Quien iba a pensar que el regreso de un estelar de baile que tuvo un pasar bastante criticado en el climax farandulero de nuestra televisión, sería el que iba a revivir a la industria.
Sería injusto atribuirle todo el mérito a “Fiebre de Baile” y al equipo de Chilevisión que confió en este proyecto y cuyos resultados están a la vista. Con altibajos, se ha consolidado con audiencias que superan más de los 600 mil de espectadores.
Y sería injusto porque los otros competidores también dan una gran pelea con cifras que bordean entre los 300 mil y 500 mil televidentes. Y el nuevo rating también nos sirve para dar una cifra no menor: Los cuatro programas sumados en cifras han congregado a más de dos millones de espectadores.
Ni en las expectativas más optimistas de los ejecutivos y creativos de la pequeña pantalla local estaba tener estos índices tan redondos, que además sirven como barómetro de muchos aspectos dignos a considerar en este nuevo escenario.
El primero: Que la gente premia la televisión en vivo. Si en algo se beneficia “Fiebre de Baile” que es en el momento, y a su vez es una gran desventaja para los otros dos realities. Hace algunos días se mostró la eliminación de Marlén Olivarí de “Mundos Opuestos”, cuando ya desde hace un mes estaba haciendo campaña para llegar a un tan desprestigiado Congreso, que nuevamente esta semana dió motivos para que lo odiemos.
El segundo: La contraprogramación de “Mi nombre es”. Más allá de las cifras, creemos que TVN tiene un valor agregado que es que sirve como alternativa. Ellos tienen su plan, y asi mismo han llevado a cantantes para diferentes oberturas, y han traido excelentes nombres para las competencias.
El tercero: La tele no está muerta. Solo le hacía falta la entretención. “Nadie puede vivir sin entretenimiento” decía Emilio Azcárraga Milmo, el fallecido patriarca de Televisa, en una de sus entrevistas. Y lo que se ofrece en las noches es un momento de esparcimiento, que además sirve para los clips de Instagram y TikTok y los comentarios en la red de su preferencia.
El cuarto: Si le sigue yendo bien a “Fiebre de baile”, pueden perfectamente tener números musicales. El miércoles no más tuvieron a Pastelito cantando por más de diez minutos canciones de Juan Gabriel. Y con ello llegaron a 600 espectadores. Acá se aplicó la “doctrina Viva el Lunes”: Si algo está marcando bien, exprimirle a todo lo que da.

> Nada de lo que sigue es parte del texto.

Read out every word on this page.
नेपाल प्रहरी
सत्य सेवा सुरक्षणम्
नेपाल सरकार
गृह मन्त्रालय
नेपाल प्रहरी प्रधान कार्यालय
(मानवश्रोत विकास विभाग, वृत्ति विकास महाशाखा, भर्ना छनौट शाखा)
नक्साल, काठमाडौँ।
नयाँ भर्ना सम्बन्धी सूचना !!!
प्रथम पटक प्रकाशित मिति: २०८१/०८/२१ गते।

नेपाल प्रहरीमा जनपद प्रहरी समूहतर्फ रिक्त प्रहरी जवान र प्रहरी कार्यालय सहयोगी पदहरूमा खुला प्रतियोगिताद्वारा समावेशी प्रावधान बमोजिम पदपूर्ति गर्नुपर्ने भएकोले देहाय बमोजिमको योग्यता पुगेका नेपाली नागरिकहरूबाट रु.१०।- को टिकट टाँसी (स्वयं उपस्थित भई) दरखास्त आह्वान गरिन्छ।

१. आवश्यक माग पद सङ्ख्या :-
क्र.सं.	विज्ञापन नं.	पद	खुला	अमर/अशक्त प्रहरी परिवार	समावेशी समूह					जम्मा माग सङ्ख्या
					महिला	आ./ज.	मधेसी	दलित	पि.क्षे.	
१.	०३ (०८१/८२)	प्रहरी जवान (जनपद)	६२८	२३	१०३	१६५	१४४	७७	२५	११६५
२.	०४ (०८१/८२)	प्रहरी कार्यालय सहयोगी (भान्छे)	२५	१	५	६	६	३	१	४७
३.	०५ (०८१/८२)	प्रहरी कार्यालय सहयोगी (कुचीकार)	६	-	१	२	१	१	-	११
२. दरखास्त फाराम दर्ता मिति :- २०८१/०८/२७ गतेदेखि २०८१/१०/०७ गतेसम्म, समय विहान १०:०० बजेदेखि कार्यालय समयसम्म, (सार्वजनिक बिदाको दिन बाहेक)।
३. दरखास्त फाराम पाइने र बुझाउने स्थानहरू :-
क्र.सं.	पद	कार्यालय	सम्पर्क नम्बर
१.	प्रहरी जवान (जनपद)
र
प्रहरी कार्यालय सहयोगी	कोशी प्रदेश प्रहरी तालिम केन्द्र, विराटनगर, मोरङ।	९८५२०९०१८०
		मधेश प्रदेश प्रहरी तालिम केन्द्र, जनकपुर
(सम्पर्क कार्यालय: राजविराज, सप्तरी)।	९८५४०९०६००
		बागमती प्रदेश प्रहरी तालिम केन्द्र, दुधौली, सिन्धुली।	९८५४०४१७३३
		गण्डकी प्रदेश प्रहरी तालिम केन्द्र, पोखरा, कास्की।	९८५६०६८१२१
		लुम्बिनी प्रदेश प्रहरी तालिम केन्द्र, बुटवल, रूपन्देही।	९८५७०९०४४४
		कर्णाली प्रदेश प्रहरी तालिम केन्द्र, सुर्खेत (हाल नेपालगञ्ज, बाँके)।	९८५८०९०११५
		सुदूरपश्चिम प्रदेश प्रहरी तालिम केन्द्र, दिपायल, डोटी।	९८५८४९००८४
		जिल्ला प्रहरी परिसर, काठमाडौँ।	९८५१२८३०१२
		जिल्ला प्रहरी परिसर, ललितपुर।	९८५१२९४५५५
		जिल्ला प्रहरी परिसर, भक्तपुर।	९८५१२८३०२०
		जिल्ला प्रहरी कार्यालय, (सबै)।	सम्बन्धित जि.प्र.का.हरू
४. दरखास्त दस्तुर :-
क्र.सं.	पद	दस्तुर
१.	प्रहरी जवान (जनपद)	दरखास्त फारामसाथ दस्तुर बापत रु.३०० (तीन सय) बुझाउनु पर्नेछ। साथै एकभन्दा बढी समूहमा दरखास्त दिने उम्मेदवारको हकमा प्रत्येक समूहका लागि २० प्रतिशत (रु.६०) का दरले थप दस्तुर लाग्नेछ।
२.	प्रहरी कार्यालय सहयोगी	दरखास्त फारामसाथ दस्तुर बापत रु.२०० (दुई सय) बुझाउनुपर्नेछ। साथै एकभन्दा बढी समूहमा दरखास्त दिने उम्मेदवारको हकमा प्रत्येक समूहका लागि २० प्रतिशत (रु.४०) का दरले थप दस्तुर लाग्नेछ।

No necesariamente hay que buscar números foráneos. Acá mismo podemos ver ya sea a los colegas de Princesa Alba u otros nombres de gran valía. El resto irá sumándose a medida de que siga por esa misma senda.
Ojo que en octubre de 2009 contaron con el mismísimo Daddy Yankee. Podrían aspirar a algo más si los números siguen siendo positivos, lo que conllevará lógicamente a más avisaje, más auspicios y más dinero a las arcas de Chilevisión.
Veamos como avanza la competencia que está cada vez más estrecha. El éxito de “El Internado” duró apenas un día mientras la farándula ya está haciendo de todo por querer bajar el estelar del canal de Paramount, y todo por supuesto por un arrebato personalista, como el sostener que Argandoña lo “bajó”.
Lo que nos alegra es que nunca antes el televidente tuvo tantas opciones para divertirse viendo la tele. Más allá de números, cada canal puede venderlos como quiere, y es la gracia del nuevo sistema. Y en esta batalla, el espectador saldrá ganando. La industria también.